Bom, essa foi a sensação depois de ler O Apanhador: telefonar para Salinger, marcar e tomar um café, enfim,  conversar com uma das pessoas que pode compreender muito, descrever como ninguém a adolescencia e não apenas isso: um pouco da essência humana. Mas, depois de ler sua biografia, vi que não fui a primeira a pensar isso. Na realidade, muitos FIZERAM isso e Salinger, um homem marcado pela guerra e com isso buscando a completa reclusão, não gostava muito dessas ‘invasões’ dos fãs:

“- Eu sou um escritor de ficção- ele disse- É tudo ficção. Não há absolutamente nenhuma autobiografia nas minhas histórias. Não posso ajudar essas pessoas.
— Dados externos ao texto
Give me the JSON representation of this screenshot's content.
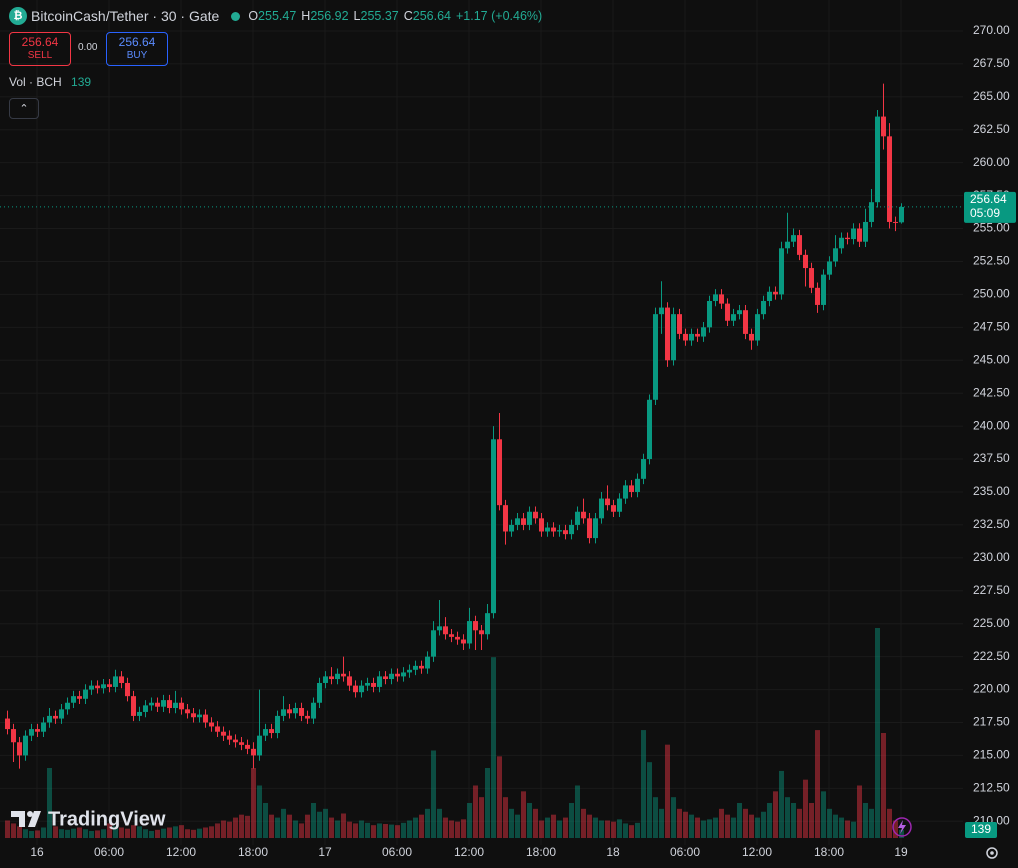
{
  "header": {
    "title": "BitcoinCash/Tether · 30 · Gate",
    "o": "O",
    "h": "H",
    "l": "L",
    "c": "C",
    "change": "+1.17 (+0.46%)"
  },
  "trade": {
    "sell": "SELL",
    "spread": "0.00",
    "buy": "BUY"
  },
  "volume_legend": "Vol · BCH",
  "branding": "TradingView",
  "chart_data": {
    "type": "candlestick",
    "up_color": "#089981",
    "down_color": "#f23645",
    "countdown": "05:09",
    "grid": true,
    "ylim": [
      208.2,
      272.35
    ],
    "yticks": [
      {
        "value": 210,
        "label": "210.00"
      },
      {
        "value": 212.5,
        "label": "212.50"
      },
      {
        "value": 215,
        "label": "215.00"
      },
      {
        "value": 217.5,
        "label": "217.50"
      },
      {
        "value": 220,
        "label": "220.00"
      },
      {
        "value": 222.5,
        "label": "222.50"
      },
      {
        "value": 225,
        "label": "225.00"
      },
      {
        "value": 227.5,
        "label": "227.50"
      },
      {
        "value": 230,
        "label": "230.00"
      },
      {
        "value": 232.5,
        "label": "232.50"
      },
      {
        "value": 235,
        "label": "235.00"
      },
      {
        "value": 237.5,
        "label": "237.50"
      },
      {
        "value": 240,
        "label": "240.00"
      },
      {
        "value": 242.5,
        "label": "242.50"
      },
      {
        "value": 245,
        "label": "245.00"
      },
      {
        "value": 247.5,
        "label": "247.50"
      },
      {
        "value": 250,
        "label": "250.00"
      },
      {
        "value": 252.5,
        "label": "252.50"
      },
      {
        "value": 255,
        "label": "255.00"
      },
      {
        "value": 257.5,
        "label": "257.50"
      },
      {
        "value": 260,
        "label": "260.00"
      },
      {
        "value": 262.5,
        "label": "262.50"
      },
      {
        "value": 265,
        "label": "265.00"
      },
      {
        "value": 267.5,
        "label": "267.50"
      },
      {
        "value": 270,
        "label": "270.00"
      }
    ],
    "xticks": [
      {
        "value": 5,
        "label": "16"
      },
      {
        "value": 17,
        "label": "06:00"
      },
      {
        "value": 29,
        "label": "12:00"
      },
      {
        "value": 41,
        "label": "18:00"
      },
      {
        "value": 53,
        "label": "17"
      },
      {
        "value": 65,
        "label": "06:00"
      },
      {
        "value": 77,
        "label": "12:00"
      },
      {
        "value": 89,
        "label": "18:00"
      },
      {
        "value": 101,
        "label": "18"
      },
      {
        "value": 113,
        "label": "06:00"
      },
      {
        "value": 125,
        "label": "12:00"
      },
      {
        "value": 137,
        "label": "18:00"
      },
      {
        "value": 149,
        "label": "19"
      }
    ],
    "candles": [
      [
        217.8,
        218.4,
        216.6,
        217.0
      ],
      [
        217.0,
        217.4,
        214.5,
        216.0
      ],
      [
        216.0,
        216.4,
        214.0,
        215.0
      ],
      [
        215.0,
        216.9,
        214.6,
        216.5
      ],
      [
        216.5,
        217.4,
        216.1,
        217.0
      ],
      [
        217.0,
        217.4,
        216.4,
        216.8
      ],
      [
        216.8,
        217.9,
        216.4,
        217.5
      ],
      [
        217.5,
        218.6,
        217.1,
        218.0
      ],
      [
        218.0,
        218.4,
        217.4,
        217.8
      ],
      [
        217.8,
        218.9,
        217.4,
        218.5
      ],
      [
        218.5,
        219.4,
        218.1,
        219.0
      ],
      [
        219.0,
        219.9,
        218.6,
        219.5
      ],
      [
        219.5,
        219.9,
        218.9,
        219.3
      ],
      [
        219.3,
        220.4,
        218.9,
        220.0
      ],
      [
        220.0,
        220.7,
        219.6,
        220.3
      ],
      [
        220.3,
        220.7,
        219.7,
        220.1
      ],
      [
        220.1,
        220.8,
        219.7,
        220.4
      ],
      [
        220.4,
        220.8,
        219.8,
        220.2
      ],
      [
        220.2,
        221.5,
        219.8,
        221.0
      ],
      [
        221.0,
        221.4,
        220.1,
        220.5
      ],
      [
        220.5,
        220.9,
        219.1,
        219.5
      ],
      [
        219.5,
        219.9,
        217.6,
        218.0
      ],
      [
        218.0,
        218.7,
        217.6,
        218.3
      ],
      [
        218.3,
        219.2,
        217.9,
        218.8
      ],
      [
        218.8,
        219.4,
        218.4,
        219.0
      ],
      [
        219.0,
        219.4,
        218.3,
        218.7
      ],
      [
        218.7,
        219.6,
        218.3,
        219.2
      ],
      [
        219.2,
        219.6,
        218.2,
        218.6
      ],
      [
        218.6,
        219.9,
        218.2,
        219.0
      ],
      [
        219.0,
        219.4,
        218.1,
        218.5
      ],
      [
        218.5,
        218.9,
        217.8,
        218.2
      ],
      [
        218.2,
        218.6,
        217.5,
        217.9
      ],
      [
        217.9,
        218.5,
        217.5,
        218.1
      ],
      [
        218.1,
        218.5,
        217.1,
        217.5
      ],
      [
        217.5,
        217.9,
        216.8,
        217.2
      ],
      [
        217.2,
        217.6,
        216.4,
        216.8
      ],
      [
        216.8,
        217.2,
        216.1,
        216.5
      ],
      [
        216.5,
        216.9,
        215.8,
        216.2
      ],
      [
        216.2,
        216.6,
        215.6,
        216.0
      ],
      [
        216.0,
        216.4,
        215.4,
        215.8
      ],
      [
        215.8,
        216.2,
        215.1,
        215.5
      ],
      [
        215.5,
        216.0,
        214.0,
        215.0
      ],
      [
        215.0,
        220.0,
        214.6,
        216.5
      ],
      [
        216.5,
        217.4,
        216.1,
        217.0
      ],
      [
        217.0,
        217.4,
        216.3,
        216.7
      ],
      [
        216.7,
        218.4,
        216.3,
        218.0
      ],
      [
        218.0,
        219.5,
        217.6,
        218.5
      ],
      [
        218.5,
        218.9,
        217.8,
        218.2
      ],
      [
        218.2,
        219.0,
        217.8,
        218.6
      ],
      [
        218.6,
        219.0,
        217.6,
        218.0
      ],
      [
        218.0,
        218.4,
        217.4,
        217.8
      ],
      [
        217.8,
        219.4,
        217.4,
        219.0
      ],
      [
        219.0,
        220.9,
        218.6,
        220.5
      ],
      [
        220.5,
        221.4,
        220.1,
        221.0
      ],
      [
        221.0,
        221.7,
        220.4,
        220.8
      ],
      [
        220.8,
        221.6,
        220.4,
        221.2
      ],
      [
        221.2,
        222.5,
        220.6,
        221.0
      ],
      [
        221.0,
        221.4,
        219.9,
        220.3
      ],
      [
        220.3,
        220.7,
        219.4,
        219.8
      ],
      [
        219.8,
        220.7,
        219.4,
        220.3
      ],
      [
        220.3,
        220.9,
        219.9,
        220.5
      ],
      [
        220.5,
        220.9,
        219.8,
        220.2
      ],
      [
        220.2,
        221.4,
        219.8,
        221.0
      ],
      [
        221.0,
        221.4,
        220.4,
        220.8
      ],
      [
        220.8,
        221.6,
        220.4,
        221.2
      ],
      [
        221.2,
        221.6,
        220.6,
        221.0
      ],
      [
        221.0,
        221.7,
        220.6,
        221.3
      ],
      [
        221.3,
        221.9,
        220.9,
        221.5
      ],
      [
        221.5,
        222.2,
        221.1,
        221.8
      ],
      [
        221.8,
        222.2,
        221.2,
        221.6
      ],
      [
        221.6,
        222.9,
        221.2,
        222.5
      ],
      [
        222.5,
        225.2,
        222.1,
        224.5
      ],
      [
        224.5,
        226.8,
        224.1,
        224.8
      ],
      [
        224.8,
        225.5,
        223.8,
        224.2
      ],
      [
        224.2,
        224.6,
        223.6,
        224.0
      ],
      [
        224.0,
        224.4,
        223.4,
        223.8
      ],
      [
        223.8,
        224.2,
        223.0,
        223.5
      ],
      [
        223.5,
        226.2,
        223.1,
        225.2
      ],
      [
        225.2,
        225.6,
        223.0,
        224.5
      ],
      [
        224.5,
        224.9,
        223.0,
        224.2
      ],
      [
        224.2,
        226.5,
        223.8,
        225.8
      ],
      [
        225.8,
        240.0,
        225.4,
        239.0
      ],
      [
        239.0,
        241.0,
        233.6,
        234.0
      ],
      [
        234.0,
        234.4,
        231.0,
        232.0
      ],
      [
        232.0,
        232.9,
        231.6,
        232.5
      ],
      [
        232.5,
        233.4,
        232.1,
        233.0
      ],
      [
        233.0,
        233.4,
        232.1,
        232.5
      ],
      [
        232.5,
        233.9,
        232.1,
        233.5
      ],
      [
        233.5,
        233.9,
        232.6,
        233.0
      ],
      [
        233.0,
        233.4,
        231.6,
        232.0
      ],
      [
        232.0,
        232.7,
        231.6,
        232.3
      ],
      [
        232.3,
        232.7,
        231.6,
        232.0
      ],
      [
        232.0,
        232.5,
        231.6,
        232.1
      ],
      [
        232.1,
        232.5,
        231.4,
        231.8
      ],
      [
        231.8,
        232.9,
        231.4,
        232.5
      ],
      [
        232.5,
        233.9,
        232.1,
        233.5
      ],
      [
        233.5,
        234.5,
        232.6,
        233.0
      ],
      [
        233.0,
        233.4,
        231.1,
        231.5
      ],
      [
        231.5,
        233.4,
        231.1,
        233.0
      ],
      [
        233.0,
        235.0,
        232.6,
        234.5
      ],
      [
        234.5,
        235.5,
        233.6,
        234.0
      ],
      [
        234.0,
        234.4,
        233.1,
        233.5
      ],
      [
        233.5,
        234.9,
        233.1,
        234.5
      ],
      [
        234.5,
        235.9,
        234.1,
        235.5
      ],
      [
        235.5,
        235.9,
        234.6,
        235.0
      ],
      [
        235.0,
        236.4,
        234.6,
        236.0
      ],
      [
        236.0,
        237.9,
        235.6,
        237.5
      ],
      [
        237.5,
        242.4,
        237.1,
        242.0
      ],
      [
        242.0,
        249.0,
        241.6,
        248.5
      ],
      [
        248.5,
        251.0,
        247.0,
        249.0
      ],
      [
        249.0,
        249.4,
        244.5,
        245.0
      ],
      [
        245.0,
        249.0,
        244.6,
        248.5
      ],
      [
        248.5,
        248.9,
        246.6,
        247.0
      ],
      [
        247.0,
        247.4,
        246.1,
        246.5
      ],
      [
        246.5,
        247.4,
        246.1,
        247.0
      ],
      [
        247.0,
        247.4,
        246.4,
        246.8
      ],
      [
        246.8,
        247.9,
        246.4,
        247.5
      ],
      [
        247.5,
        249.9,
        247.1,
        249.5
      ],
      [
        249.5,
        250.4,
        249.1,
        250.0
      ],
      [
        250.0,
        250.4,
        248.9,
        249.3
      ],
      [
        249.3,
        249.7,
        247.6,
        248.0
      ],
      [
        248.0,
        248.9,
        247.6,
        248.5
      ],
      [
        248.5,
        249.2,
        248.1,
        248.8
      ],
      [
        248.8,
        249.2,
        246.6,
        247.0
      ],
      [
        247.0,
        247.4,
        245.8,
        246.5
      ],
      [
        246.5,
        248.9,
        246.1,
        248.5
      ],
      [
        248.5,
        249.9,
        248.1,
        249.5
      ],
      [
        249.5,
        250.6,
        249.1,
        250.2
      ],
      [
        250.2,
        250.6,
        249.6,
        250.0
      ],
      [
        250.0,
        254.0,
        249.6,
        253.5
      ],
      [
        253.5,
        256.2,
        253.1,
        254.0
      ],
      [
        254.0,
        255.0,
        253.6,
        254.5
      ],
      [
        254.5,
        254.9,
        252.6,
        253.0
      ],
      [
        253.0,
        253.4,
        250.6,
        252.0
      ],
      [
        252.0,
        252.4,
        250.1,
        250.5
      ],
      [
        250.5,
        250.9,
        248.6,
        249.2
      ],
      [
        249.2,
        251.9,
        248.8,
        251.5
      ],
      [
        251.5,
        252.9,
        251.1,
        252.5
      ],
      [
        252.5,
        254.5,
        252.1,
        253.5
      ],
      [
        253.5,
        254.7,
        253.1,
        254.3
      ],
      [
        254.3,
        254.7,
        253.8,
        254.2
      ],
      [
        254.2,
        255.4,
        253.8,
        255.0
      ],
      [
        255.0,
        255.4,
        253.6,
        254.0
      ],
      [
        254.0,
        256.5,
        253.6,
        255.5
      ],
      [
        255.5,
        258.0,
        255.1,
        257.0
      ],
      [
        257.0,
        264.0,
        256.6,
        263.5
      ],
      [
        263.5,
        266.0,
        261.0,
        262.0
      ],
      [
        262.0,
        263.0,
        255.0,
        255.5
      ],
      [
        255.5,
        255.9,
        254.8,
        255.47
      ],
      [
        255.47,
        256.92,
        255.37,
        256.64
      ]
    ],
    "volumes": [
      300,
      250,
      200,
      150,
      120,
      130,
      180,
      1200,
      200,
      150,
      140,
      160,
      180,
      150,
      120,
      130,
      150,
      250,
      200,
      180,
      160,
      220,
      200,
      150,
      120,
      140,
      160,
      180,
      200,
      220,
      150,
      140,
      160,
      180,
      200,
      250,
      300,
      280,
      350,
      400,
      380,
      1200,
      900,
      600,
      400,
      350,
      500,
      400,
      300,
      250,
      400,
      600,
      450,
      500,
      350,
      300,
      420,
      280,
      250,
      300,
      260,
      220,
      250,
      240,
      230,
      220,
      260,
      300,
      350,
      400,
      500,
      1500,
      500,
      350,
      300,
      280,
      320,
      600,
      900,
      700,
      1200,
      3100,
      1400,
      700,
      500,
      400,
      800,
      600,
      500,
      300,
      350,
      400,
      300,
      350,
      600,
      900,
      500,
      400,
      350,
      300,
      300,
      280,
      320,
      250,
      220,
      260,
      1850,
      1300,
      700,
      500,
      1600,
      700,
      500,
      450,
      400,
      350,
      300,
      320,
      350,
      500,
      400,
      350,
      600,
      500,
      400,
      350,
      450,
      600,
      800,
      1150,
      700,
      600,
      500,
      1000,
      600,
      1850,
      800,
      500,
      400,
      350,
      300,
      280,
      900,
      600,
      500,
      3600,
      1800,
      500,
      300,
      139
    ]
  }
}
Se eu soubesse que isso aconteceria, acho que não as teria escrito – Ele parou.”
SHIELDS, SALERNO, David e Shane. P.113. Editora Intrinseca. 2014

“-(...) -Não estou aqui para ajudar pessoas como você com seus problemas. Não sou professor ou vidente. Não sou um conselheiro. Eu talvez exponha questões sobre a vida em minhas histórias, mas não tenho a pretensão de saber as respostas. “
SHIELDS, SALERNO, David e Shane. P.113. Editora Intrinseca. 2014


Antes de tudo, é necessário enfatizar que Holden Caulfield é Salinger, não se pode negar. Em algumas entrevistas e até mesmo com amigos próximos, muitos diziam que Salinger constantemente dizia frases como “ Holden não gostaria disso”, “ Holden provavelmente gostaria daquilo"... percebemos que Holden seria o Salinger do passado, o qual já morreu há muito tempo.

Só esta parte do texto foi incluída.